1. Conservativo: in questo caso, il ponte dentale rimane intatto. Funziona in generale applicando una forza di percussione o di trazione, rompendo il cemento e permettendo di rimuovere il ponte stesso
2. Semiconservativo: vengono arrecati lievi danni al ponte, che tuttavia potrebbero essere potenzialmente riutilizzato. Questa tecnica prevedono il taglio di un piccolo foro nella protesi, che consente di applicare una forza tra la preparazione e il ponte, così da riuscire a rompere il cemento
3. Distruttiva: protesi danneggiata e non riutilizzabile. Le corone sono sezionate che consentono di staccare la seduta.

Soluzioni alternative: la riparazione di un ponte dentale

Parliamo ora, per finire, di una possibile alternativa come risposta alla domanda “come togliere un ponte dentale?”. In quest’ultimo caso, in realtà, più che di rimozione bisogna parlare di riparazione.

Cominciamo, però, con una premessa: il trattamento per riparare un ponte dentale dipende dalla causa del fallimento. Se il problema riguarda un moncone del dente, il dentista deve rimuovere il ponte. I ponti fissi sono in genere cementati ai monconi dentali, quindi ciò spesso richiede la rottura del ponte originale. Una volta che i denti di supporto sono stati trattati e se sono ancora sani, solo a questo punto sarà allora possibile realizzare un ponte di ricambio. Se il dentista non è in grado di ripristinare il moncone del dente, questo può essere sostituito con impianti che supportano un nuovo ponte.
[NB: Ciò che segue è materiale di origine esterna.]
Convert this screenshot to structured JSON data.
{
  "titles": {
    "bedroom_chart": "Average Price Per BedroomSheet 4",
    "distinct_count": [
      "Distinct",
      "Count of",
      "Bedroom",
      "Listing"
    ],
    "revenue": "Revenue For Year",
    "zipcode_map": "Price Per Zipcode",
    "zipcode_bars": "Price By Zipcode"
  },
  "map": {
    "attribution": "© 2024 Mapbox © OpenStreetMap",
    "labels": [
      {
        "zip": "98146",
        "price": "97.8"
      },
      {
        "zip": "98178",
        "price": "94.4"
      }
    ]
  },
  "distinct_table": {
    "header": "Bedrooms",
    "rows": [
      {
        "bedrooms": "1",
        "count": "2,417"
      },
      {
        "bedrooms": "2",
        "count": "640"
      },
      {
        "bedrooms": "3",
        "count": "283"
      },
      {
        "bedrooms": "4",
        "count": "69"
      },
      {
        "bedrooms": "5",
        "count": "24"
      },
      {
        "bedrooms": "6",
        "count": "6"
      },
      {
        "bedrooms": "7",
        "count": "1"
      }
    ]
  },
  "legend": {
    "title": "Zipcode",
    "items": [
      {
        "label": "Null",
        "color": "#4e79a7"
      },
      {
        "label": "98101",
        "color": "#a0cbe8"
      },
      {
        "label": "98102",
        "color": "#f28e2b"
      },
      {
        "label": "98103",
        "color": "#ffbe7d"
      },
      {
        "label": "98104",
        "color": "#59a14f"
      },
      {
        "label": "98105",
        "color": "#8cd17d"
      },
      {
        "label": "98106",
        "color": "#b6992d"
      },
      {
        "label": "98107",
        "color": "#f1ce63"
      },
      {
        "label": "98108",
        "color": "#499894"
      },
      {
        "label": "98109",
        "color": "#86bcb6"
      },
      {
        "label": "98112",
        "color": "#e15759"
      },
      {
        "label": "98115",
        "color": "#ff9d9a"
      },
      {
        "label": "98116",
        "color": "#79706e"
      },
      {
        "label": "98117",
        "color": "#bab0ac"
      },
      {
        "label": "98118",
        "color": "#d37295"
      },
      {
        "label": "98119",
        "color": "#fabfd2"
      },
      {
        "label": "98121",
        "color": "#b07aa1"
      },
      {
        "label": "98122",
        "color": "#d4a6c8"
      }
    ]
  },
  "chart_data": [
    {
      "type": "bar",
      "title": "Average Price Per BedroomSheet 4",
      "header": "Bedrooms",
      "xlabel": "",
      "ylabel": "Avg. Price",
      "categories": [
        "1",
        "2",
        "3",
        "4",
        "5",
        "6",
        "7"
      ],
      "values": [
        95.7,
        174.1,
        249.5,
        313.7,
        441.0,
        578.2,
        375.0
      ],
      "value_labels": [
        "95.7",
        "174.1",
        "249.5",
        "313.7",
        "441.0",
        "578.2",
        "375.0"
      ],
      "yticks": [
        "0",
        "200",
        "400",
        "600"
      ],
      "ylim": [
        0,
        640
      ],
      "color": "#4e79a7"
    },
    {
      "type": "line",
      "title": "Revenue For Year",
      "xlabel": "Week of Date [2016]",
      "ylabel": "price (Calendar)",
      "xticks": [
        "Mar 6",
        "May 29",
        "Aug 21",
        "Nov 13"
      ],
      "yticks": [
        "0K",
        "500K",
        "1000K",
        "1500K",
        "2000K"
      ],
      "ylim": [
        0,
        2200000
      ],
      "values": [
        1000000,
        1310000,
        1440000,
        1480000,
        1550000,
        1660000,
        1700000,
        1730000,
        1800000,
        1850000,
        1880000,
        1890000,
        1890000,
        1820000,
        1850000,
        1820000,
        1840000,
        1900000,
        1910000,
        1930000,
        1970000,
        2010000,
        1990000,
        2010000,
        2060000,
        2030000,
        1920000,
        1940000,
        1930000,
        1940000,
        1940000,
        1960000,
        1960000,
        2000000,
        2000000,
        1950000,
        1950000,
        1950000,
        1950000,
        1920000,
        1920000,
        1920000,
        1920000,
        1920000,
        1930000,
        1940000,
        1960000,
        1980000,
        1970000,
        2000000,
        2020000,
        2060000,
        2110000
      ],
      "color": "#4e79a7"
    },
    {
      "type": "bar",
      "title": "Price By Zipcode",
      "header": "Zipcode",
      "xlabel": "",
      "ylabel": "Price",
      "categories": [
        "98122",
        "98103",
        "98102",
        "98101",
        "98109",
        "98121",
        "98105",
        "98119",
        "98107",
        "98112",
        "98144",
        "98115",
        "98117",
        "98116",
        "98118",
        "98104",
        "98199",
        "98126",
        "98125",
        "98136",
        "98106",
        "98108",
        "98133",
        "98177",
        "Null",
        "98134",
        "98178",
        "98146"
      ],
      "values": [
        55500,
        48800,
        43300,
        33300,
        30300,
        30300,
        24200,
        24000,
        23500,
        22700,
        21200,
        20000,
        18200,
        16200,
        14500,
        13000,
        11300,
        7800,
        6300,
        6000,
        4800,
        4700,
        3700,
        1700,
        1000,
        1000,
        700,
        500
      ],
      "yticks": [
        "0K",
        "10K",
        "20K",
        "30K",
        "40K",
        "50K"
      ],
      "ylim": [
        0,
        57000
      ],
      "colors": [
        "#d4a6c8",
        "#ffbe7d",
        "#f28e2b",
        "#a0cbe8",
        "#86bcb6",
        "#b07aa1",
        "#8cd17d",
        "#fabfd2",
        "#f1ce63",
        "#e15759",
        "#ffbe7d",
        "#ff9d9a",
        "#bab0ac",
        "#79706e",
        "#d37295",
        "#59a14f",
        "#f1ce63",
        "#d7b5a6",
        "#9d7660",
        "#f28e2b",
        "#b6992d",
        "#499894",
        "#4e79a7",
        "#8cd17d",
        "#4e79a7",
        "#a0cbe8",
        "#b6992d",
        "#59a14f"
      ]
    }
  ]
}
I monconi e i denti mancanti possono anche essere sostituiti con impianti posizionati chirurgicamente nell'osso mascellare.

Se il rivestimento in porcellana sul ponte è scheggiato o fratturato, ma il ponte è comunque solido, potrebbe a questo punto essere possibile per il dentista riparare il rivestimento, riuscendo così ad evitare di dover togliere il ponte dentale per metterne uno completamente nuovo. A volte i dentisti possono anche riparare un pontic (o dente finto) fratturato.